Die engen Kontakte sind wie ein Trainingscamp für die Viren – und machen sie anpassungsfähiger

Auch Fabian Leendertz aus Greifswald plädiert angesichts der neuen Studie dafür, so weit wie möglich Einfluss zu nehmen, um das Konzept von Pelztierfarmen infrage zu stellen. „Die engen Kontakte dort sind wie ein Trainingscamp für die Viren – und machen sie anpassungsfähiger. In den allermeisten Fällen schaffen sie es trotzdem nicht, auf eine neue Art überzuspringen. Aber das Risiko steigt eben mit Orten wie den Pelztierfarmen, dass es doch einmal ein Virus schafft und eine neue Pandemie unter Menschen auslöst“, sagt Leendertz.

Natürlich sei der Einfluss von Deutschland auf Pelztierfarmen in China begrenzt. „Aber man kann das durchaus politisch zum Thema machen. Und natürlich spielt auch die Nachfrage eine Rolle: Der Konsum von Pelzen und Nerzen für die Mode – hier kann auch eine sinkende Nachfrage der Verbraucher Druck machen“, sagt Leendertz.

Wie hoch ist das Risiko einer neuen Pandemie?

Dass es wieder zu einer Pandemie kommen wird, gilt als hochwahrscheinlich. Doch wann und wo sie ihren Ursprung nimmt, weiß niemand. „Die Studie der Pelztierfarmen zeigt, dass es Reservoire gibt, die wir nicht vollständig erfasst haben“, sagt Martin Beer.

In Bezug auf Viren, die sich womöglich verändern und auf Menschen überspringen können, sollte man Beer zufolge besonders die Grippeviren auf dem Schirm haben: „Die meisten der bisherigen Pandemien stammen von Grippeviren, die etwa vom Schwein oder vom Geflügel auf den Menschen übergesprungen sind“, sagt Beer.

So birgt Massentierhaltung generell das Risiko für neue Pandemien. Sie spielt eine entscheidende Rolle bei der Entstehung und Verbreitung gefährlicher Krankheiten – sowohl für Viren als auch für Bakterien.

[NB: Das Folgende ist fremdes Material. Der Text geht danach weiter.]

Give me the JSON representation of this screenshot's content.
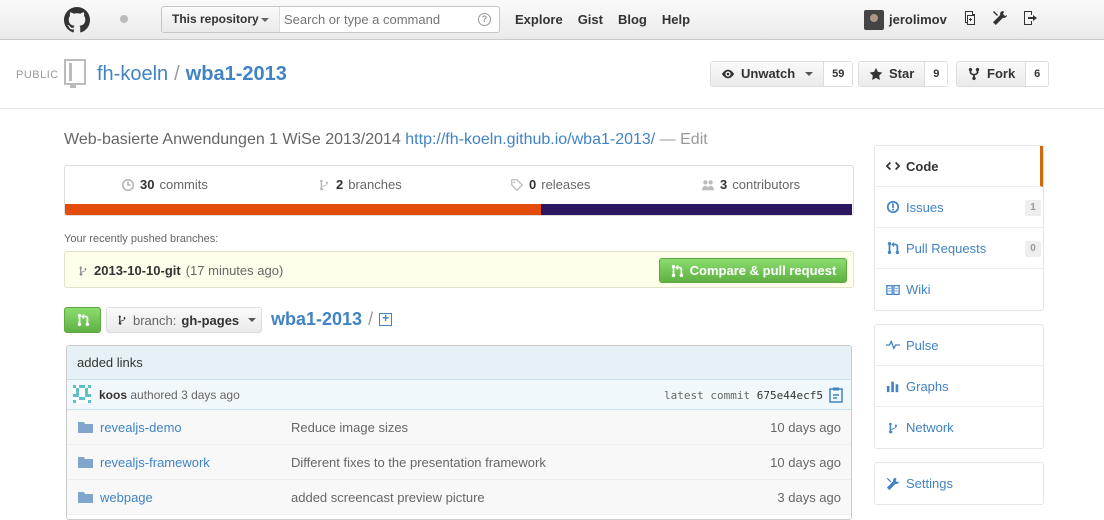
{
  "header": {
    "scope_label": "This repository",
    "search_placeholder": "Search or type a command",
    "search_help": "?",
    "nav": [
      "Explore",
      "Gist",
      "Blog",
      "Help"
    ],
    "username": "jerolimov"
  },
  "repo": {
    "visibility": "PUBLIC",
    "owner": "fh-koeln",
    "separator": "/",
    "name": "wba1-2013",
    "unwatch_label": "Unwatch",
    "watch_count": "59",
    "star_label": "Star",
    "star_count": "9",
    "fork_label": "Fork",
    "fork_count": "6"
  },
  "description": {
    "text": "Web-basierte Anwendungen 1 WiSe 2013/2014",
    "url": "http://fh-koeln.github.io/wba1-2013/",
    "edit": "— Edit"
  },
  "numbers": {
    "commits_count": "30",
    "commits_label": "commits",
    "branches_count": "2",
    "branches_label": "branches",
    "releases_count": "0",
    "releases_label": "releases",
    "contributors_count": "3",
    "contributors_label": "contributors"
  },
  "language_colors": [
    "#e34c0a",
    "#2b1660"
  ],
  "recent": {
    "label": "Your recently pushed branches:",
    "branch": "2013-10-10-git",
    "time": "(17 minutes ago)",
    "compare_label": "Compare & pull request"
  },
  "file_nav": {
    "branch_prefix": "branch:",
    "branch_name": "gh-pages",
    "breadcrumb_repo": "wba1-2013",
    "breadcrumb_slash": "/"
  },
  "commit": {
    "message": "added links",
    "author": "koos",
    "authored": "authored 3 days ago",
    "latest_label": "latest commit",
    "sha": "675e44ecf5"
  },
  "files": [
    {
      "name": "revealjs-demo",
      "message": "Reduce image sizes",
      "age": "10 days ago"
    },
    {
      "name": "revealjs-framework",
      "message": "Different fixes to the presentation framework",
      "age": "10 days ago"
    },
    {
      "name": "webpage",
      "message": "added screencast preview picture",
      "age": "3 days ago"
    }
  ],
  "sidebar": {
    "code": "Code",
    "issues": "Issues",
    "issues_count": "1",
    "pulls": "Pull Requests",
    "pulls_count": "0",
    "wiki": "Wiki",
    "pulse": "Pulse",
    "graphs": "Graphs",
    "network": "Network",
    "settings": "Settings"
  }
}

Denn große Tierbestände bieten ideale Bedingungen für die schnelle Ausbreitung, Mutation und Kombination von Keimen.

Dittmer sieht auch ein Risiko beim Jagen, Erlegen und Schlachten von Tieren, insbesondere von exotischen Tieren in Afrika. „HIV etwa wurde ziemlich sicher einmal über das Blut von einem Affen auf Menschen übertragen und hat sich dann so weiterentwickelt, dass schließlich eine Pandemie entstanden ist“, sagt Dittmer.